On one hand we have the criminal excesses of a totalitarian's war and on the other we have a finding of the rule of law. You don't like the finding, so what? Find your mountaintop.
Dear 68 grunt,
Well, the legal authorities of Germany had determined that it was within the law of Germany to kill certain persons, whether by starvation or other means. Those who actually did the starving were "just following orders" of their legal superiors.
But you don't recognize starving folks as "killing," just as "letting them pass." So, why would we hold the Germans who starved concentration camp occupants accountable for those deaths? They were merely letting those people pass.

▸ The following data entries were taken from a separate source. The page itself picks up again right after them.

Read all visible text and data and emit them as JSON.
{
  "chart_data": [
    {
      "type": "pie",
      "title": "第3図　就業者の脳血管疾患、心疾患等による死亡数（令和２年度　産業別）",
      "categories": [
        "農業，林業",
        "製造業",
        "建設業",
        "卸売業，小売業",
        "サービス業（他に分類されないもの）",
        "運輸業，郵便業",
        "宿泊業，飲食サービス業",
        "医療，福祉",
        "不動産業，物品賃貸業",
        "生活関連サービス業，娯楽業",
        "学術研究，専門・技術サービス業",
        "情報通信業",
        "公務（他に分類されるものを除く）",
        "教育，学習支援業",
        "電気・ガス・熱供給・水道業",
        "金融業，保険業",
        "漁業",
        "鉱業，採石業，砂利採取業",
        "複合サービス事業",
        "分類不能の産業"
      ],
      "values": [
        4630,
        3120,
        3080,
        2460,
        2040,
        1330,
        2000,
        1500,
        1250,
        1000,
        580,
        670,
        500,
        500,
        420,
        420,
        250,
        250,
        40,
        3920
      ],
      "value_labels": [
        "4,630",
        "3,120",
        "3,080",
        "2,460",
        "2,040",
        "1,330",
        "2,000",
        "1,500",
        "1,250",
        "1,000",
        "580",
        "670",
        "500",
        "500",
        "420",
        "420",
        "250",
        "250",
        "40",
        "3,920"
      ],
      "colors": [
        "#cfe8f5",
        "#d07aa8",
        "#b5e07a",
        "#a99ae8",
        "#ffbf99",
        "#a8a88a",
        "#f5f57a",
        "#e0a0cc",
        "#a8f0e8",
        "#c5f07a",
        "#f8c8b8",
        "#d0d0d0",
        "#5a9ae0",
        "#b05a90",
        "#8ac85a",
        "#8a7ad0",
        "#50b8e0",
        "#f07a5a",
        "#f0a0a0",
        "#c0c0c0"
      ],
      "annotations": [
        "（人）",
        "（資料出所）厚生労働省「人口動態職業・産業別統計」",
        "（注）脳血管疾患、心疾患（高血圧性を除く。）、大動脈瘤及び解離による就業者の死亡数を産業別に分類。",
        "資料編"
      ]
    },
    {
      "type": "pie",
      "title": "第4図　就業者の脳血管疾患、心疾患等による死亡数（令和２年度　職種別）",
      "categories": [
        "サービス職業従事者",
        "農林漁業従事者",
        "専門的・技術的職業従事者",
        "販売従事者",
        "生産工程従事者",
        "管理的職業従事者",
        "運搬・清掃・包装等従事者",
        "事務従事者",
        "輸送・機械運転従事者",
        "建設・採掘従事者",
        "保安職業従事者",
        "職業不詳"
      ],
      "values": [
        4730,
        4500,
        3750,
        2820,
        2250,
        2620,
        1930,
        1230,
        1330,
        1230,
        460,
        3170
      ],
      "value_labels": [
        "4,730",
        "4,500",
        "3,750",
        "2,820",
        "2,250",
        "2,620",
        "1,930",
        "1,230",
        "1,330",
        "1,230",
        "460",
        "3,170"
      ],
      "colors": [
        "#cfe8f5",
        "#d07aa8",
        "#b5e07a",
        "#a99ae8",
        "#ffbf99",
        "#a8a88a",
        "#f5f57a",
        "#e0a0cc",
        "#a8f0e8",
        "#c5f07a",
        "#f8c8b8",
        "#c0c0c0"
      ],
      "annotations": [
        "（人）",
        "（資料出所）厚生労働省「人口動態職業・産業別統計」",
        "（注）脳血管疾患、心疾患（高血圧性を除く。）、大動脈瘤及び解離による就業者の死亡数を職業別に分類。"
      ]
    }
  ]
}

Bottom line, 68 grunt, causing the death of someone via starvation or dehydration is considered to be a crime against humanity by civilized peoples and nations.
In affirming the murder of Terri, you have stepped outside of civilized humanity. Welcome to barbarism.
That someone passes a law that enables the activity doesn't make the law valid. An inherently unjust law doesn't require allegiance. That is why the folks running the concentration camps were not permitted to plead that they were just following orders, because the orders, though made through lawful means, were intrinsically evil, and thus, had no force of law.
As for totalitarianism, I think you've missed an important part of this debate. Our Constitution wasn't set up with the idea of judicial supremacy in mind. Judicial supremacy, or so thought the founders, was a particularly vile form of tyranny.
Thus, not only is what is happening illegal from a substantive point of view (even an order or law provided through legal forms is unlawful if it is fundamentally evil), but it is illegal in its process, as well, from a constitutional point of view, in that the murderer greer's orders have usurped the power of the executive, and represent judicial tyranny.